10 June 2024

LLM inference optimization: Speculative Decoding

by Shreyas Srivastava

Introduction

LLM inference is a sequential process where each new token is generated conditioned on the previously accumulated tokens - n iterations of LLM inference can’t be parallelized as the input of the current step depends on the output tokens generated by the previous step.

We make the following observations:

Inference is memory bound

The LLM inference process is inherently bottlenecked by the memory due to the auto regressive (generate one token at a time) nature. In simple terms it means that the wallclock time is dominated by data transfers(model weights, kv cache) as opposed to performing the actual matrix multiplies on GPU.

This implies we can get away with performing additional computations on GPU per memory access without impacting the wallclock time.

Additional reading for more context, please refer to these public blogs: blog by Horace He Transformer inference arithmetic

Not all tokens are created equal

Some tokens are easier to predict for the LLM than other tokens. Eg for code generation maybe curly braces after if statement, generation of stop words, conjunctions and other easier to predict words. For instance if you feed a output schema into LLM input query you know the fields of the output and corresponding tokens. In theory, it should be possible for a smaller model to predict those easier tokens and offload some computation from a larger model.

Speculative decoding

Speculative decoding technique exploits the above observations to speedup inference. We use a faster, smaller approximate model M_q to predict K lookahead tokens in parallel to the main larger, slower target model M_p.

The key observation is that this verification of K lookahead tokens can happen in a single forward pass. Additionally, forward pass for K tokens takes the same amount of wall clock time as a single token as we are memory bound in inference. We can potentially fast forward past multiple easy to guess tokens in a single iteration. The name of the technique comes from these lookahead tokens which are speculative in nature i.e. we first verify that the tokens guessed by the draft model are indeed correct.

The idea is inspired by speculative execution which is traditional technique employed in modern CPU processors where the processor is typically predicting branches speculatively to better overlap computation and memory access.

Notation

Token generation step consists of sampling from a probability distribution over the set of all possible tokens in the vocabulary. Normally this part is abstracted from the end user and we observe the generated tokens directly but for this discussion we would be operating on the probability distribution over tokens hence it is important to understand the notation.

Single step LLM inference:

x: Input token sequence
p(x): Output probability sequence eg output probability over all possible english letters(ignore tokenization here for sake of clarity).

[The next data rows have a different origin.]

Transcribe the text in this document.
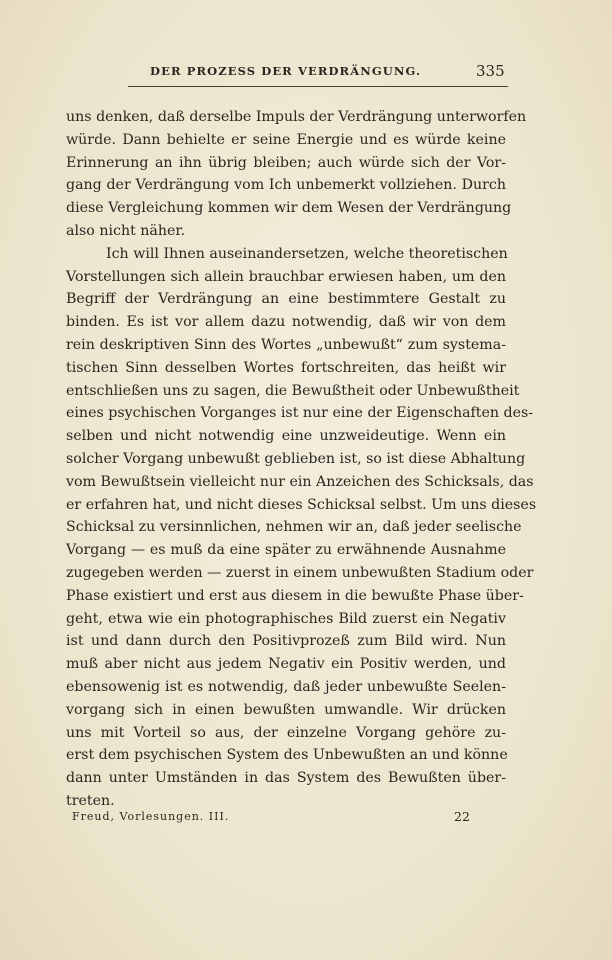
DER PROZESS DER VERDRÄNGUNG.	335
uns denken, daß derselbe Impuls der Verdrängung unterworfen
würde. Dann behielte er seine Energie und es würde keine
Erinnerung an ihn übrig bleiben; auch würde sich der Vor-
gang der Verdrängung vom Ich unbemerkt vollziehen. Durch
diese Vergleichung kommen wir dem Wesen der Verdrängung
also nicht näher.
Ich will Ihnen auseinandersetzen, welche theoretischen
Vorstellungen sich allein brauchbar erwiesen haben, um den
Begriff der Verdrängung an eine bestimmtere Gestalt zu
binden. Es ist vor allem dazu notwendig, daß wir von dem
rein deskriptiven Sinn des Wortes „unbewußt“ zum systema-
tischen Sinn desselben Wortes fortschreiten, das heißt wir
entschließen uns zu sagen, die Bewußtheit oder Unbewußtheit
eines psychischen Vorganges ist nur eine der Eigenschaften des-
selben und nicht notwendig eine unzweideutige. Wenn ein
solcher Vorgang unbewußt geblieben ist, so ist diese Abhaltung
vom Bewußtsein vielleicht nur ein Anzeichen des Schicksals, das
er erfahren hat, und nicht dieses Schicksal selbst. Um uns dieses
Schicksal zu versinnlichen, nehmen wir an, daß jeder seelische
Vorgang — es muß da eine später zu erwähnende Ausnahme
zugegeben werden — zuerst in einem unbewußten Stadium oder
Phase existiert und erst aus diesem in die bewußte Phase über-
geht, etwa wie ein photographisches Bild zuerst ein Negativ
ist und dann durch den Positivprozeß zum Bild wird. Nun
muß aber nicht aus jedem Negativ ein Positiv werden, und
ebensowenig ist es notwendig, daß jeder unbewußte Seelen-
vorgang sich in einen bewußten umwandle. Wir drücken
uns mit Vorteil so aus, der einzelne Vorgang gehöre zu-
erst dem psychischen System des Unbewußten an und könne
dann unter Umständen in das System des Bewußten über-
treten.
Freud, Vorlesungen. III.	22
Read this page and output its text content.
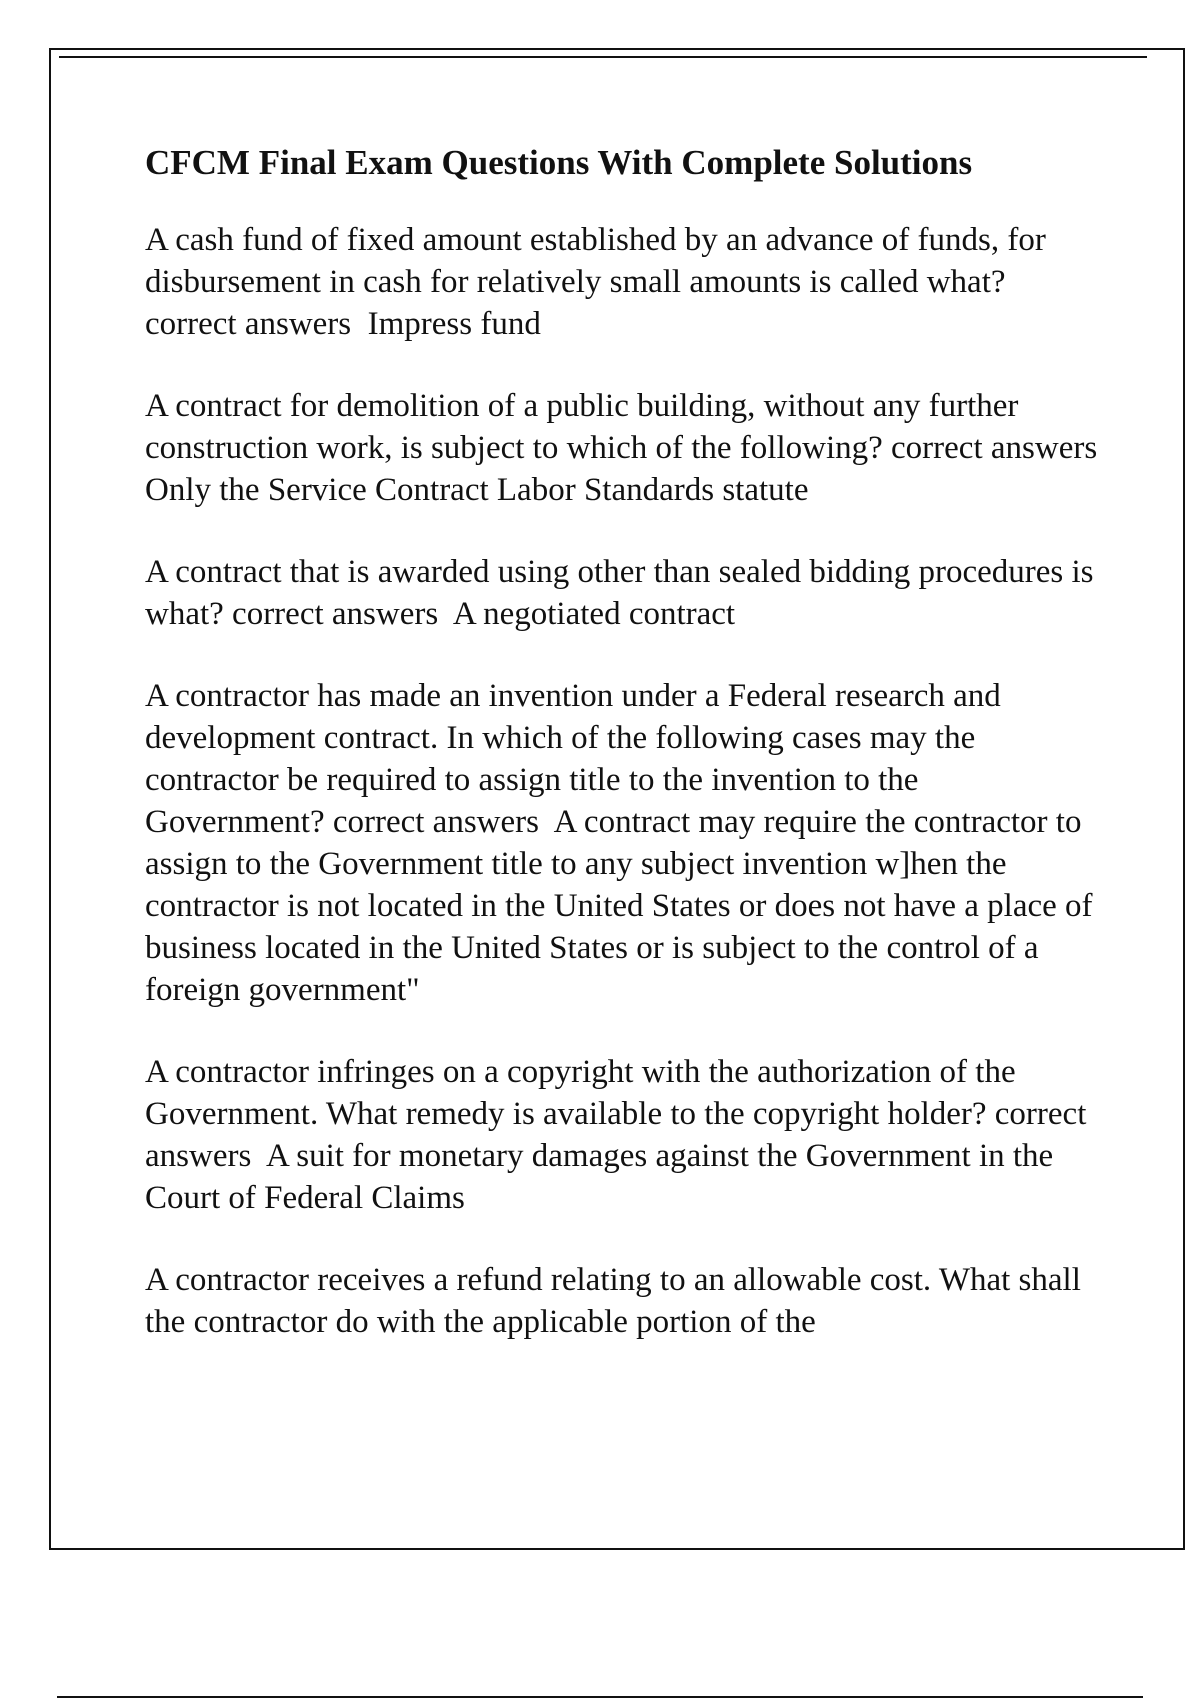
CFCM Final Exam Questions With Complete Solutions

A cash fund of fixed amount established by an advance of funds, for disbursement in cash for relatively small amounts is called what? correct answers  Impress fund

A contract for demolition of a public building, without any further construction work, is subject to which of the following? correct answers  Only the Service Contract Labor Standards statute

A contract that is awarded using other than sealed bidding procedures is what? correct answers  A negotiated contract

A contractor has made an invention under a Federal research and development contract. In which of the following cases may the contractor be required to assign title to the invention to the Government? correct answers  A contract may require the contractor to assign to the Government title to any subject invention w]hen the contractor is not located in the United States or does not have a place of business located in the United States or is subject to the control of a foreign government"

A contractor infringes on a copyright with the authorization of the Government. What remedy is available to the copyright holder? correct answers  A suit for monetary damages against the Government in the Court of Federal Claims

A contractor receives a refund relating to an allowable cost. What shall the contractor do with the applicable portion of the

This probability distribution represents the probability of next token
x ~ p(x): Next token sampled from the above probability distribution Additionally we use p->target model, q->draft model
p(x) : Target model probability distribution
q(x) : Draft model probability distribution

Overview

Generate K lookahead tokens using M_q(draft model)
“Check” these generated lookahead tokens and accept them if it aligns with target model output distribution
The algorithm guarantees that sampling tokens from both models are theoretically equivalent - x ~ p(x) and x ~ q(x)

The advantage of above procedure is that algorithm enables the model to skip forward a few tokens in a single iteration if the tokens produced by draft model are deemed “good enough”. The hope is that in expectation, we are able to get more than 1 tokens accepted. In the paper they show 2-3x speedup on the target implementation.

Algorithm

Input: prefix tokens, target model and draft model. Output: One or more tokens

Pytorch implementation vllm repo

Draft & Target model inference

The first step is to generate speculative tokens using the draft model and extract probabilities from the target model.

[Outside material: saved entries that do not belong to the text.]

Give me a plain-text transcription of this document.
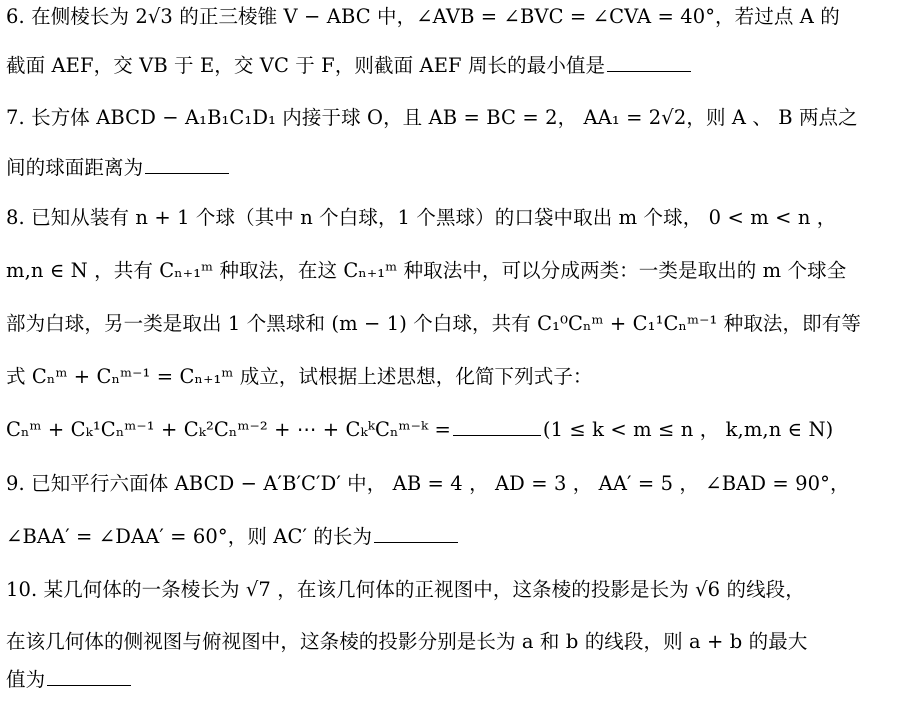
6. 在侧棱长为 2√3 的正三棱锥 V − ABC 中，∠AVB = ∠BVC = ∠CVA = 40°，若过点 A 的
截面 AEF，交 VB 于 E，交 VC 于 F，则截面 AEF 周长的最小值是
7. 长方体 ABCD − A₁B₁C₁D₁ 内接于球 O，且 AB = BC = 2， AA₁ = 2√2，则 A 、 B 两点之
间的球面距离为
8. 已知从装有 n + 1 个球（其中 n 个白球，1 个黑球）的口袋中取出 m 个球， 0 < m < n ，
m,n ∈ N ，共有 Cₙ₊₁ᵐ 种取法，在这 Cₙ₊₁ᵐ 种取法中，可以分成两类：一类是取出的 m 个球全
部为白球，另一类是取出 1 个黑球和 (m − 1) 个白球，共有 C₁⁰Cₙᵐ + C₁¹Cₙᵐ⁻¹ 种取法，即有等
式 Cₙᵐ + Cₙᵐ⁻¹ = Cₙ₊₁ᵐ 成立，试根据上述思想，化简下列式子：
Cₙᵐ + Cₖ¹Cₙᵐ⁻¹ + Cₖ²Cₙᵐ⁻² + ⋯ + CₖᵏCₙᵐ⁻ᵏ =	(1 ≤ k < m ≤ n ， k,m,n ∈ N)
9. 已知平行六面体 ABCD − A′B′C′D′ 中， AB = 4 ， AD = 3 ， AA′ = 5 ， ∠BAD = 90°，
∠BAA′ = ∠DAA′ = 60°，则 AC′ 的长为
10. 某几何体的一条棱长为 √7 ，在该几何体的正视图中，这条棱的投影是长为 √6 的线段，
在该几何体的侧视图与俯视图中，这条棱的投影分别是长为 a 和 b 的线段，则 a + b 的最大
值为
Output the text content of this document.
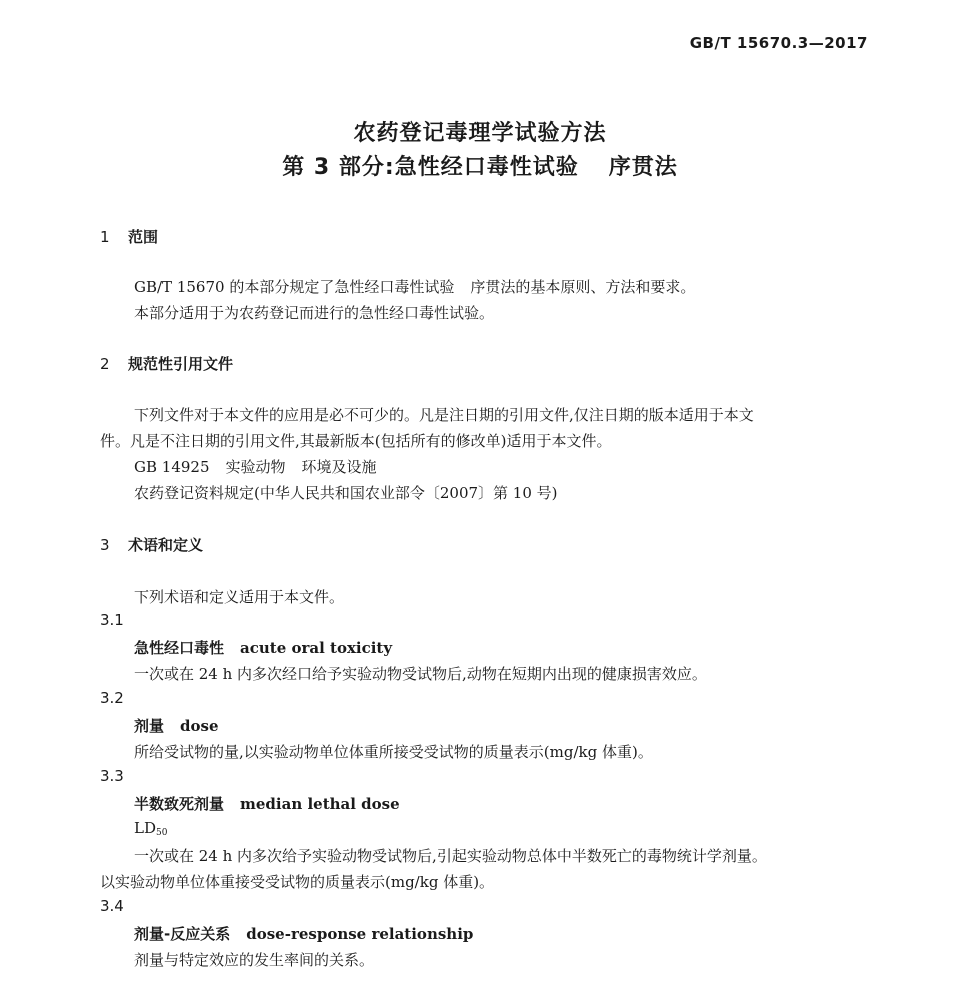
GB/T 15670.3—2017
农药登记毒理学试验方法
第 3 部分:急性经口毒性试验 序贯法
1 范围
GB/T 15670 的本部分规定了急性经口毒性试验 序贯法的基本原则、方法和要求。
本部分适用于为农药登记而进行的急性经口毒性试验。
2 规范性引用文件
下列文件对于本文件的应用是必不可少的。凡是注日期的引用文件,仅注日期的版本适用于本文
件。凡是不注日期的引用文件,其最新版本(包括所有的修改单)适用于本文件。
GB 14925 实验动物 环境及设施
农药登记资料规定(中华人民共和国农业部令〔2007〕第 10 号)
3 术语和定义
下列术语和定义适用于本文件。
3.1
急性经口毒性 acute oral toxicity
一次或在 24 h 内多次经口给予实验动物受试物后,动物在短期内出现的健康损害效应。
3.2
剂量 dose
所给受试物的量,以实验动物单位体重所接受受试物的质量表示(mg/kg 体重)。
3.3
半数致死剂量 median lethal dose
$LD_{50}$
一次或在 24 h 内多次给予实验动物受试物后,引起实验动物总体中半数死亡的毒物统计学剂量。
以实验动物单位体重接受受试物的质量表示(mg/kg 体重)。
3.4
剂量-反应关系 dose-response relationship
剂量与特定效应的发生率间的关系。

Generate k tokens from the draft model. inputs : prefix tokens, draft model outputs: draft_token_ids: [batch_size, k], draft_probs: [batch_size, k, vocab_size]
Target model inference and get probabilities on the generated draft token ids for verification inputs: prefix tokens, target model, draft_token_ids outputs: target_probs: [batch_size, k, vocab_size].

Rejection sampling

First let’s break the accept/reject criteria step wise at the token level. Reminder q -> draft faster approximation model, p -> target model

If q(x) <= p(x) then we accept the token since the target model is more likely to generate this token and generally the speculative token stream emitted from the draft model is aligned with the target model token stream

If q(x) > p(x) : In this case we roughly want to reject tokens based on deviation/error roughly speaking if p(x) is only slightly lower than q(x) then we should probably accept the token since the error is fairly low. On the other extreme, if p(x) = 0 i.e. target model never emits the token x given the context, then we want to reject this token since the spec token stream is misaligned with the base token stream. This can be accomplished if we sample probabilistically (q(x)-p(x))/q(x)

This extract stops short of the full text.